You have to get up.
That’s the first thing. Don’t just lie there and let it have its way with you. The sea of anxiety loves a horizontal human; it pours over your toes and surges up you like a tide. Is your partner lying next to you, dense with sleep, offensively unconscious? That’s not helping either. So verticalize yourself. Leave the bed. Leave its maddening mammal warmth. Out you go, clammy-footed, into the midnight spaces. The couch. The kitchen.
So now you’re up. You’ve reclaimed a little dignity, a little agency. You’re shaken, though. You make yourself a piece of toast; it pops up like a gravestone. Insomnia is no joke. The thoughts it produces are entirely and droningly humorless. Failure, guilt, your money, your body. Someone else’s body. On and on. And over there, look, the world: the whole flawed and shuddering and horribly lit life-and-deathscape, with all of us shambling around the circuit like broken beetles. At 2:41 a.m., everyone who’s awake turns into Hiëronymus Bosch.

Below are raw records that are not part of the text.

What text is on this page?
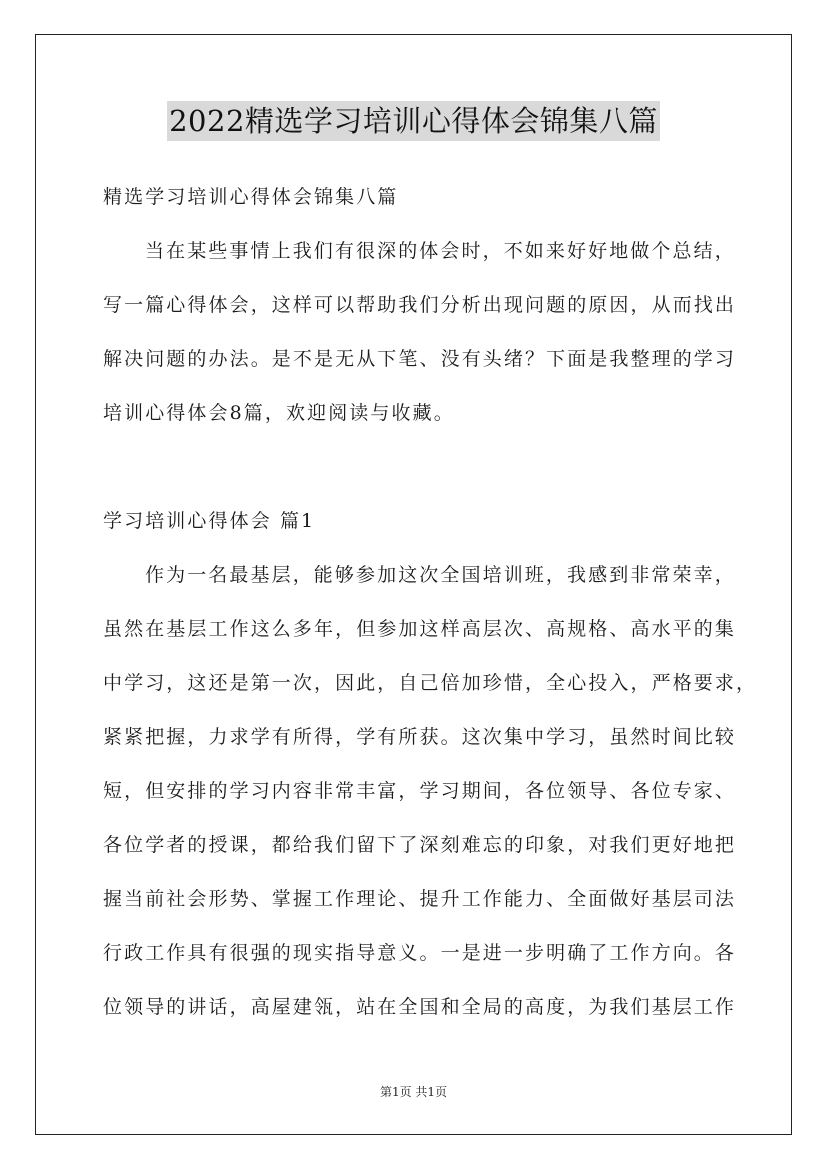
2022精选学习培训心得体会锦集八篇
精选学习培训心得体会锦集八篇
当在某些事情上我们有很深的体会时，不如来好好地做个总结，
写一篇心得体会，这样可以帮助我们分析出现问题的原因，从而找出
解决问题的办法。是不是无从下笔、没有头绪？下面是我整理的学习
培训心得体会8篇，欢迎阅读与收藏。
学习培训心得体会 篇1
作为一名最基层，能够参加这次全国培训班，我感到非常荣幸，
虽然在基层工作这么多年，但参加这样高层次、高规格、高水平的集
中学习，这还是第一次，因此，自己倍加珍惜，全心投入，严格要求，
紧紧把握，力求学有所得，学有所获。这次集中学习，虽然时间比较
短，但安排的学习内容非常丰富，学习期间，各位领导、各位专家、
各位学者的授课，都给我们留下了深刻难忘的印象，对我们更好地把
握当前社会形势、掌握工作理论、提升工作能力、全面做好基层司法
行政工作具有很强的现实指导意义。一是进一步明确了工作方向。各
位领导的讲话，高屋建瓴，站在全国和全局的高度，为我们基层工作
第1页 共1页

And therein, my sleepless friend, lies the key: You’re not alone. Even as you twist in these private coils, these very particular difficulties, you are joining a mystical fellowship of insomniacs. We are all out there, keeping an eye on things: a sodality, a siblinghood, an immense and floating guild of piercingly conscious minds. What might happen, if not for our vigilance? Into what idiocies of optimism and vainglory might humanity collapse? We’re like the Night’s Watch in Game of Thrones, except there are millions of us. Above the city rooftops it shimmers and flexes; it tingles over the leafy suburbs: the neural lattice of our wakefulness.